Il declino delle capacità intellettuali dipende da un gene indispensabile per lo sviluppo e la salute del sistema nervoso centrale.
Lo dimostra uno studio della School of Medicine dell'Università di Stanford e del Veterans Affairs Health Care System di Palo Alto (Stati Uniti), pubblicato sulla rivista Translational Psychiatry.
Secondo la ricerca esistono due varianti di questo gene , una delle quali raddoppia la velocità con cui si possono perdere le abilità intellettive.

Lo studio presenta i risultati di un'indagine condotta su un campione di 144 piloti d'aereo di età superiore ai 40 anni, le cui abilità professionali sono state valutate in 3 simulazioni di volo, eseguite a distanza di un anno.
Analisi del sangue e della saliva hanno stabilito che 55 partecipanti possedevano almeno una copia della variante del gene, variante associata anche a disturbi come ansia e depressione. Le abilità di questi piloti diminuivano a una velocità doppia rispetto ai partecipanti che possedevano soltanto l'altra forma del gene.

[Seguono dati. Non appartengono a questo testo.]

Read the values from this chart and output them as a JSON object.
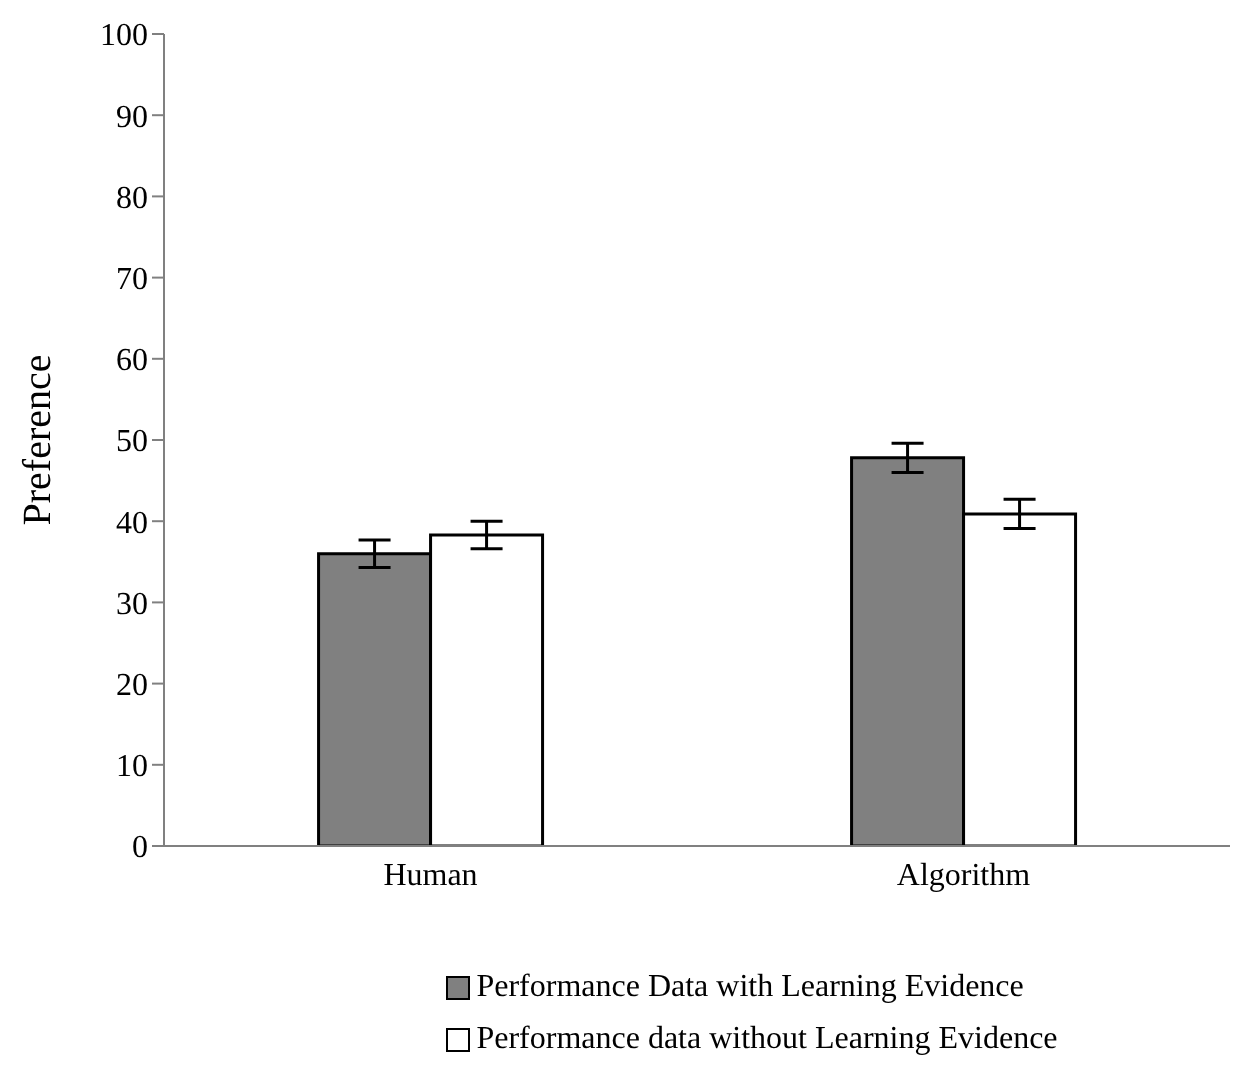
{
  "chart_data": {
    "type": "bar",
    "ylabel": "Preference",
    "categories": [
      "Human",
      "Algorithm"
    ],
    "series": [
      {
        "name": "Performance Data with Learning Evidence",
        "color": "#808080",
        "values": [
          36,
          47.8
        ],
        "errors": [
          1.7,
          1.8
        ]
      },
      {
        "name": "Performance data without Learning Evidence",
        "color": "#ffffff",
        "values": [
          38.3,
          40.9
        ],
        "errors": [
          1.7,
          1.8
        ]
      }
    ],
    "ylim": [
      0,
      100
    ],
    "yticks": [
      0,
      10,
      20,
      30,
      40,
      50,
      60,
      70,
      80,
      90,
      100
    ],
    "grid": false,
    "legend": "bottom"
  }
}
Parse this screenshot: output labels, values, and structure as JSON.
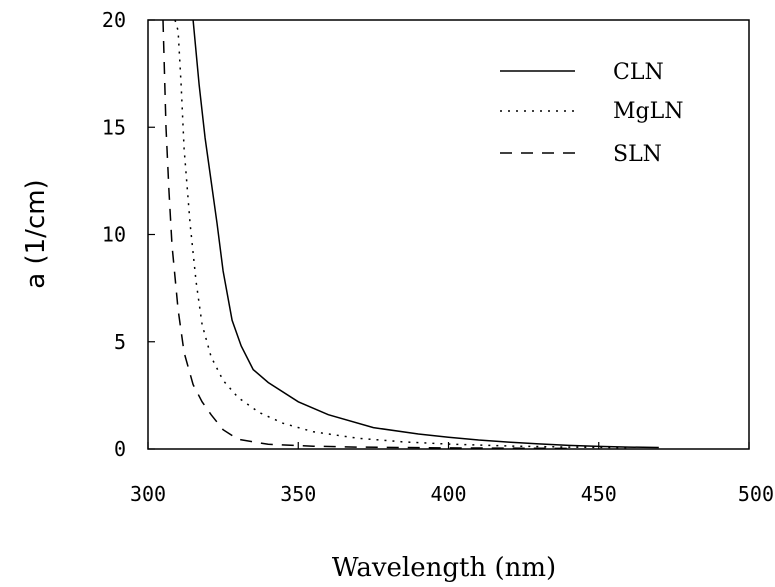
{
  "chart_data": {
    "type": "line",
    "title": "",
    "xlabel": "Wavelength (nm)",
    "ylabel": "a (1/cm)",
    "xlim": [
      300,
      500
    ],
    "ylim": [
      0,
      20
    ],
    "x_ticks": [
      "300",
      "350",
      "400",
      "450",
      "500"
    ],
    "y_ticks": [
      "0",
      "5",
      "10",
      "15",
      "20"
    ],
    "grid": false,
    "legend_position": "top-right",
    "series": [
      {
        "name": "CLN",
        "style": "solid",
        "color": "#000000",
        "x": [
          315,
          317,
          319,
          321,
          323,
          325,
          328,
          331,
          335,
          340,
          350,
          360,
          375,
          390,
          400,
          410,
          420,
          430,
          440,
          450,
          460,
          470
        ],
        "y": [
          20,
          17,
          14.5,
          12.5,
          10.5,
          8.3,
          6.0,
          4.8,
          3.7,
          3.1,
          2.2,
          1.6,
          1.0,
          0.7,
          0.55,
          0.42,
          0.32,
          0.24,
          0.17,
          0.12,
          0.09,
          0.07
        ]
      },
      {
        "name": "MgLN",
        "style": "dotted",
        "color": "#000000",
        "x": [
          309,
          310,
          311,
          312,
          314,
          316,
          318,
          321,
          325,
          330,
          337,
          345,
          355,
          370,
          385,
          400,
          420,
          440,
          460
        ],
        "y": [
          20,
          19.5,
          17.0,
          14.0,
          10.5,
          7.8,
          5.8,
          4.3,
          3.2,
          2.4,
          1.7,
          1.2,
          0.8,
          0.5,
          0.33,
          0.23,
          0.14,
          0.09,
          0.06
        ]
      },
      {
        "name": "SLN",
        "style": "dashed",
        "color": "#000000",
        "x": [
          305,
          306,
          307,
          308,
          310,
          312,
          315,
          318,
          321,
          325,
          330,
          340,
          355,
          370,
          400,
          440
        ],
        "y": [
          20,
          15.0,
          12.0,
          9.5,
          6.5,
          4.5,
          3.0,
          2.2,
          1.6,
          0.9,
          0.45,
          0.22,
          0.13,
          0.09,
          0.05,
          0.03
        ]
      }
    ]
  }
}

Questo gene influenza una particolare proteina (brain-derived neurotropic factor) che è indispensabile per lo sviluppo e il mantenimento del sistema nervoso centrale. Inoltre risonanze magnetiche hanno svelato una correlazione tra questa variante del gene e la diminuzione delle dimensioni dell'ippocampo, regione cerebrale che regola la memoria e il ragionamento spaziale.

Purtroppo, spiega Ahmad Salehi, coordinatore della ricerca, non esistono farmaci che possano mimare l'azione di questo gene. "L'unico modo per assicurare un aumento di BDNF nel cervello - suggerisce il ricercatore - è l'attività fisica".